In an interview with ThinkProgress.org, a video blog that lists itself as "a project of the Canter for American Progress Action Fund," Napolitano was again queried about Arpaio and 287(g). She pointed out that there was a jail model and a street, or "task force" model.

"The jail model has never been an issue with Sheriff Joe," she said. "That operates as it does in the other jurisdictions that have it."

Tell it to Maria del Carmen Garcia-Martinez, the mother of three whose arm was broken while she was in the custody of the sheriff's office, as 287(g)-trained deputies forced her fingerprint onto an ICE document. Or to Celia Alejandra Alvarez-Herrera. She's the woman who got her jaw busted by sheriff's deputies in an immigration raid, and who went three weeks in pain until she finally was allowed to see a health care provider. Even then, all they gave her for her jaw was ibuprofen.

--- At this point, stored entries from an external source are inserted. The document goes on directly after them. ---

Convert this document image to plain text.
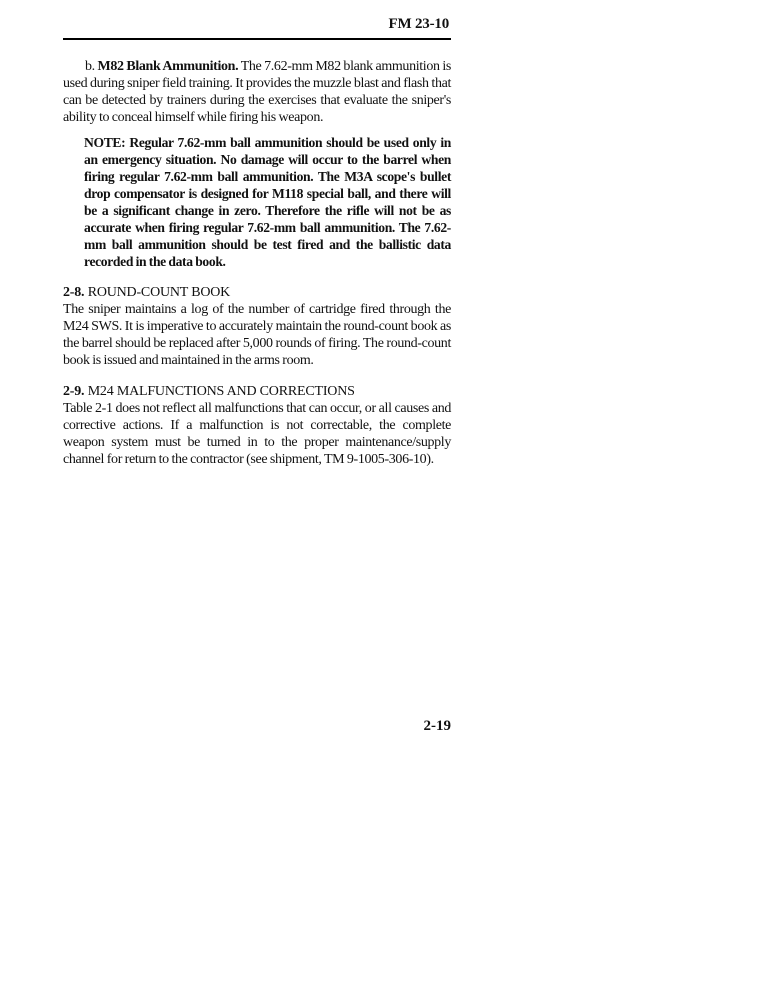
FM 23-10

b. M82 Blank Ammunition. The 7.62-mm M82 blank ammunition is used during sniper field training. It provides the muzzle blast and flash that can be detected by trainers during the exercises that evaluate the sniper's ability to conceal himself while firing his weapon.

NOTE: Regular 7.62-mm ball ammunition should be used only in an emergency situation. No damage will occur to the barrel when firing regular 7.62-mm ball ammunition. The M3A scope's bullet drop compensator is designed for M118 special ball, and there will be a significant change in zero. Therefore the rifle will not be as accurate when firing regular 7.62-mm ball ammunition. The 7.62-mm ball ammunition should be test fired and the ballistic data recorded in the data book.

2-8. ROUND-COUNT BOOK

The sniper maintains a log of the number of cartridge fired through the M24 SWS. It is imperative to accurately maintain the round-count book as the barrel should be replaced after 5,000 rounds of firing. The round-count book is issued and maintained in the arms room.

2-9. M24 MALFUNCTIONS AND CORRECTIONS

Table 2-1 does not reflect all malfunctions that can occur, or all causes and corrective actions. If a malfunction is not correctable, the complete weapon system must be turned in to the proper maintenance/supply channel for return to the contractor (see shipment, TM 9-1005-306-10).

2-19
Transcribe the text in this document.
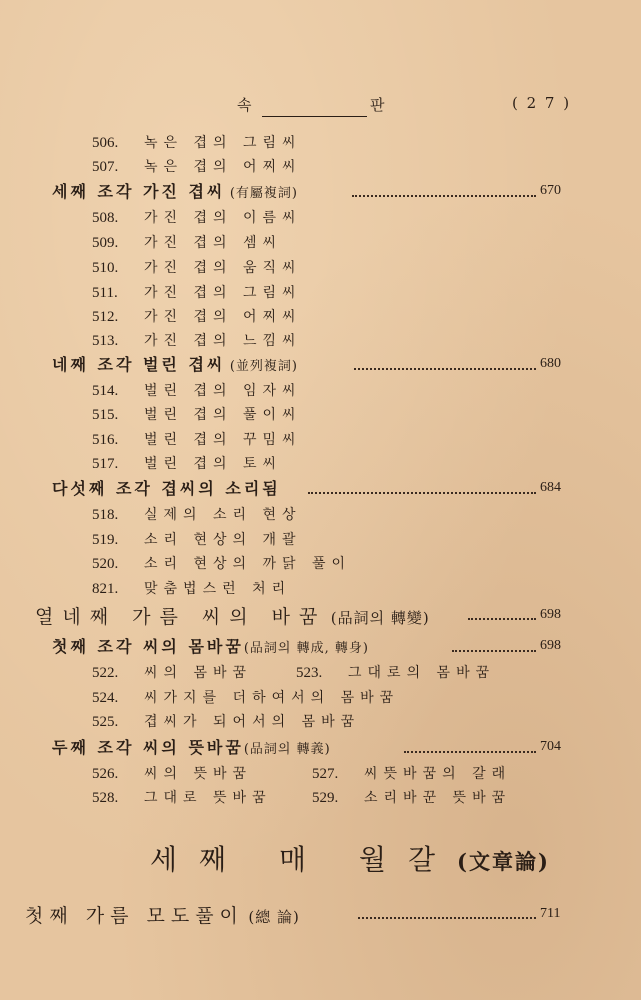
속	판	( 2 7 )
506. 녹은 겹의 그림씨
507. 녹은 겹의 어찌씨
세째 조각 가진 겹씨 (有屬複詞)	670
508. 가진 겹의 이름씨
509. 가진 겹의 셈씨
510. 가진 겹의 움직씨
511. 가진 겹의 그림씨
512. 가진 겹의 어찌씨
513. 가진 겹의 느낌씨
네째 조각 벌린 겹씨 (並列複詞)	680
514. 벌린 겹의 임자씨
515. 벌린 겹의 풀이씨
516. 벌린 겹의 꾸밈씨
517. 벌린 겹의 토씨
다섯째 조각 겹씨의 소리됨	684
518. 실제의 소리 현상
519. 소리 현상의 개괄
520. 소리 현상의 까닭 풀이
821. 맞춤법스런 처리
열네째 가름 씨의 바꿈 (品詞의 轉變)	698
첫째 조각 씨의 몸바꿈(品詞의 轉成, 轉身)	698
522. 씨의 몸바꿈	523. 그대로의 몸바꿈
524. 씨가지를 더하여서의 몸바꿈
525. 겹씨가 되어서의 몸바꿈
두째 조각 씨의 뜻바꿈(品詞의 轉義)	704
526. 씨의 뜻바꿈	527. 씨뜻바꿈의 갈래
528. 그대로 뜻바꿈	529. 소리바꾼 뜻바꿈
세째 매 월갈(文章論)
첫째 가름 모도풀이 (總 論)	711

And that's not to mention the stack of dead bodies that have come out of Arpaio's gulags over the years, victims of the gendarmes within. Napolitano's very aware of those deaths, particularly the infamous Scott Norberg case, because she punted on it back when she was U.S. Attorney for Arizona and had a chance to hold Arpaio accountable. Instead, she forged a political alliance with the sheriff, one that's been mutually beneficial. Until now.

But I digress. Back to the ThinkProgress video, where Napolitano went on with her dissection of why things didn't work out with Sheriff Joe as far as 287(g) in the streets.

"It is the task force model that has been problematic," said Napolitano. "And he was unwilling to accept that there were standards that needed to be met."

But if Arpaio isn't up to par on the streets, why allow him to continue with 287(g) in the jails, particularly when those jails have been and continue to be the sight of persistent human and civil rights abuses?

During the speech, Napolitano promised that, "into the first part of 2010, we will see [immigration reform] legislation begin to move." Only time will tell if the Obama administration holds to that schedule. Till then, the DHS honcho would do better to stop cutting Arpaio slack, and begin to treat him like the civil rights pariah he is.